Research & Papers

Exploring the Use of VLMs for Navigation Assistance for People with Blindness and Low Vision

GPT-4o leads AI models for guiding blind users, but open-source rivals like LLaVA struggle with spatial reasoning.

Deep Dive

A research team from NYU and collaborating institutions has published a comprehensive study evaluating the potential of current vision-language models (VLMs) to serve as navigation assistants for people with blindness and low vision (pBLV). The paper, posted to arXiv, rigorously tested state-of-the-art closed-source models—including OpenAI's GPT-4V and GPT-4o, Google's Gemini 1.5 Pro, and Anthropic's Claude 3.5 Sonnet—against open-source alternatives like LLaVA-v1.6-mistral and LLaVA-OneVision-Qwen. The assessment focused on three foundational visual skills critical for navigation: accurately counting ambient obstacles, performing relative spatial reasoning (e.g., "left of"), and demonstrating common-sense, wayfinding-pertinent scene understanding.

The findings reveal a stark performance hierarchy. OpenAI's GPT-4o consistently outperformed all other models across every task, demonstrating superior capability in complex spatial reasoning and providing contextually relevant scene descriptions that could guide a user. In contrast, the open-source models, while advancing rapidly, exhibited significant shortcomings. They struggled with accurately counting objects in cluttered environments, showed biases in spatial judgments, and often prioritized listing object details over delivering actionable spatial feedback—a critical failure for a navigation aid. The study used pBLV-specific prompts to simulate real assistance scenarios, further exposing these models' limitations in adaptability and nuanced reasoning.

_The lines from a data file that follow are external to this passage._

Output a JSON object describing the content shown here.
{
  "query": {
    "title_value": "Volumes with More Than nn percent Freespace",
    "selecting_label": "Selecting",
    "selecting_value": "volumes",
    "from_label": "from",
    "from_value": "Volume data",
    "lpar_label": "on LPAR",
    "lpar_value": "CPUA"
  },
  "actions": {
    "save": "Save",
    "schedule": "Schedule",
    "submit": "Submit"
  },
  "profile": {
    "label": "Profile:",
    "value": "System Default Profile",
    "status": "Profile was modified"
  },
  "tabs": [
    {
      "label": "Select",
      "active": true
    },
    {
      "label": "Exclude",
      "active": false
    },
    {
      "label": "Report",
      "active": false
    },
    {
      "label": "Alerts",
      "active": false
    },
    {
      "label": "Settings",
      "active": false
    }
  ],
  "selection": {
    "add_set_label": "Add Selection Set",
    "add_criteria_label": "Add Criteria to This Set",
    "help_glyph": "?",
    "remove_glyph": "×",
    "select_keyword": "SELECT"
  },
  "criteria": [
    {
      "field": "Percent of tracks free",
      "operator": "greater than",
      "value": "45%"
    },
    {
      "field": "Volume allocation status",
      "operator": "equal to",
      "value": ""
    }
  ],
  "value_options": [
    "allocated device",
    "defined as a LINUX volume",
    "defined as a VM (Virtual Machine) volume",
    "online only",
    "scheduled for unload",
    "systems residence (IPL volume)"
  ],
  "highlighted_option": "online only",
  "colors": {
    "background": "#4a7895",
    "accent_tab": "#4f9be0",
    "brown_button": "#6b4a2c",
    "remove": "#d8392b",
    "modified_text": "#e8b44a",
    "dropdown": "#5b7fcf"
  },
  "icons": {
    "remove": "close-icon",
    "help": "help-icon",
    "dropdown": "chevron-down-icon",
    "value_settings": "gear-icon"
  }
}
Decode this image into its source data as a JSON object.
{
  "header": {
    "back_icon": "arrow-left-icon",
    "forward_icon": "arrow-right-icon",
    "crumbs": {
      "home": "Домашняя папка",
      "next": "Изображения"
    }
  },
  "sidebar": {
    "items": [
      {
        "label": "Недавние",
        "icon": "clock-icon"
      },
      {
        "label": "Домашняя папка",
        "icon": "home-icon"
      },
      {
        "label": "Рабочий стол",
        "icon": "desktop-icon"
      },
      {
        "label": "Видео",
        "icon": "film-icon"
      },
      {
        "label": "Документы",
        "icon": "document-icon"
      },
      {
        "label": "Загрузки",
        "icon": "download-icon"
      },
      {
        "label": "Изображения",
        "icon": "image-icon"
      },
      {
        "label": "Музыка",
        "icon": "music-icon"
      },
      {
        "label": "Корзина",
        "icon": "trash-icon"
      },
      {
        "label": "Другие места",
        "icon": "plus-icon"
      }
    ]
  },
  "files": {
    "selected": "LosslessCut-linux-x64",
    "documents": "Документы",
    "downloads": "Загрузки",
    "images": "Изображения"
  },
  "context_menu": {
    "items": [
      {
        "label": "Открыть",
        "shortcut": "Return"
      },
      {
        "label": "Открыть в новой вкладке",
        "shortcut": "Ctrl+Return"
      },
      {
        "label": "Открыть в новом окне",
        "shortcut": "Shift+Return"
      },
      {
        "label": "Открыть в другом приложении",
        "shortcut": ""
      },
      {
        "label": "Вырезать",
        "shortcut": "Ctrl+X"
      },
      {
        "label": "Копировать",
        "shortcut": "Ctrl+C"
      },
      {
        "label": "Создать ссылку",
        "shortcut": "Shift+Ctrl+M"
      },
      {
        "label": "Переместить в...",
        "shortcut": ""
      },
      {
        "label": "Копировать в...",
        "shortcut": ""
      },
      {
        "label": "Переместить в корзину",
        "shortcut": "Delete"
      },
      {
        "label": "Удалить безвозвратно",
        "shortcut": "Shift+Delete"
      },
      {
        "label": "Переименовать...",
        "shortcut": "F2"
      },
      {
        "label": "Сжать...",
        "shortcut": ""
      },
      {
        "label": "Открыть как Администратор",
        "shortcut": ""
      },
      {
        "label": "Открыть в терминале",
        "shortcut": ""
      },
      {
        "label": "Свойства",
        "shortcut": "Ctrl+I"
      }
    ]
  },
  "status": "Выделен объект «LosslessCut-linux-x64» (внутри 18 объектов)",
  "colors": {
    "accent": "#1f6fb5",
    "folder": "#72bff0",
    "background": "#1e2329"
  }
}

Despite these gaps, the research confirms the strong promise of VLMs, particularly leading models like GPT-4o, for future assistive technology. The paper provides actionable insights for developers, emphasizing that effective integration into navigation aids requires models to be better aligned with human feedback paradigms and equipped with significantly improved, reliable spatial reasoning modules. This benchmark study serves as a crucial roadmap, highlighting both the immediate potential of top-tier commercial models and the specific technical hurdles that must be overcome to make this technology universally accessible and safe for pBLV users.

Key Points
  • GPT-4o outperformed Claude 3.5 Sonnet, Gemini 1.5 Pro, and open-source models like LLaVA across all navigation-relevant tasks.
  • Open-source VLMs struggled with critical functions: accurately counting obstacles in clutter and providing useful spatial reasoning feedback.
  • The study provides a benchmark for developers, showing AI can aid navigation but requires better spatial reasoning and human feedback alignment.

Why It Matters

This benchmark reveals which AI models are currently viable for building real-world navigation aids, a critical step toward accessible assistive technology.